Draguhn A, Pfeiffer M, Heinemann U, Polder R
Institut für Physiologie der Charité, Berlin, Germany.
J Neurosci Methods. 1997 Dec 30;78(1-2):105-13. doi: 10.1016/s0165-0270(97)00138-6.
A new hardware cell model for electrophysiological recording has been constructed which allows for the assessment of voltage clamp accuracy in different recording situations. Each compartment consists of a capacitor in parallel with a variable resistor and can be connected to other compartments by a variable axial resistance. The simulated membrane resistance can be changed extrinsically by a command voltage input which is optically coupled to the cell without any direct galvanic contact. Each compartment possesses a buffer amplifier which reads out the potential at the simulated membrane element, (e.g. 'somatic' or 'dendritic' potential). The model allows for the direct observation of typical situations and problems arising in electrophysiological experiments.
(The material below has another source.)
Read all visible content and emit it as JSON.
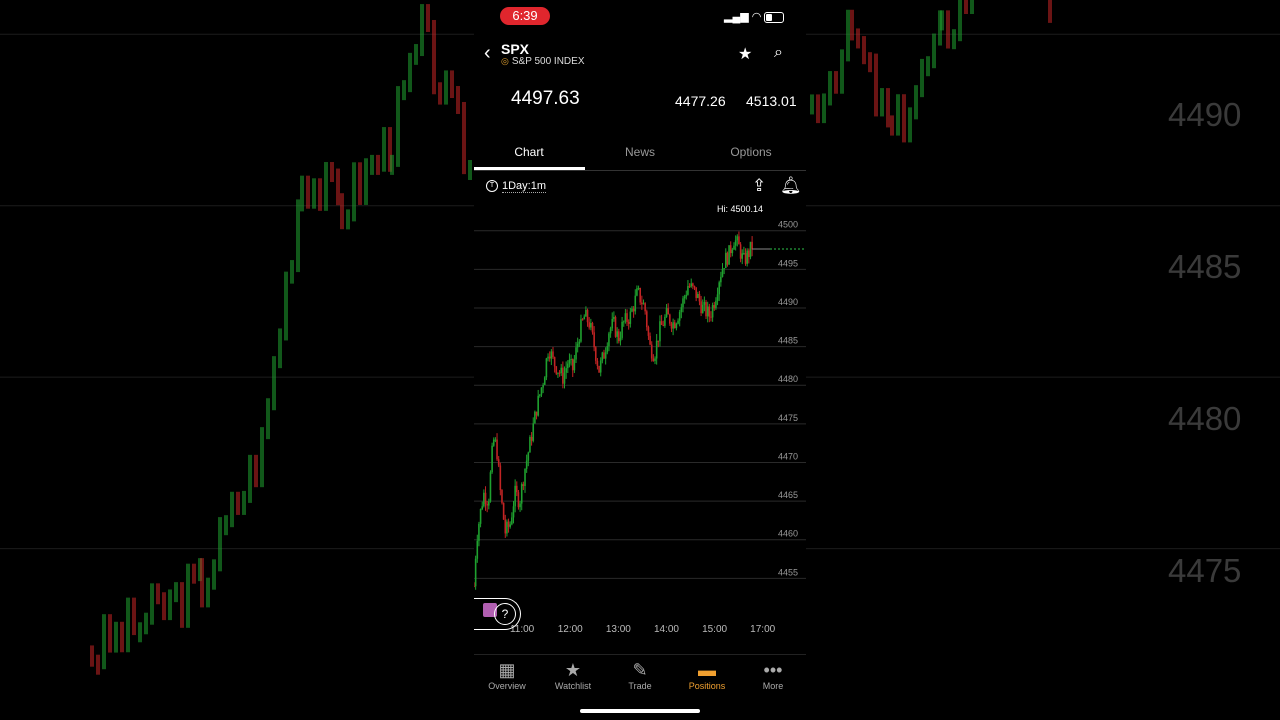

We used the model to monitor deviations between the 'intracellular' and the command voltage, e.g. due to series resistance errors. We also used the model to simulate synaptic currents which were generated by triangular membrane conductance changes. The results demonstrate the strong influence of synaptic location and series resistance on voltage clamp fidelity. The cell model is a new and easy-to-handle tool for the observation of voltage control under realistic experimental conditions.
已构建了一种用于电生理记录的新型硬件细胞模型,该模型可在不同记录情况下评估电压钳的准确性。每个隔室由一个与可变电阻并联的电容器组成,并可通过可变轴向电阻与其他隔室相连。模拟膜电阻可通过与细胞进行光耦合的指令电压输入从外部进行改变,而无需任何直接的电接触。每个隔室都有一个缓冲放大器,用于读出模拟膜元件处的电位(例如“胞体”或“树突”电位)。该模型可直接观察电生理实验中出现的典型情况和问题。我们使用该模型监测“细胞内”电压与指令电压之间的偏差,例如由于串联电阻误差导致的偏差。我们还使用该模型模拟由三角形膜电导变化产生的突触电流。结果表明突触位置和串联电阻对电压钳保真度有很大影响。该细胞模型是一种用于在实际实验条件下观察电压控制的新型且易于操作的工具。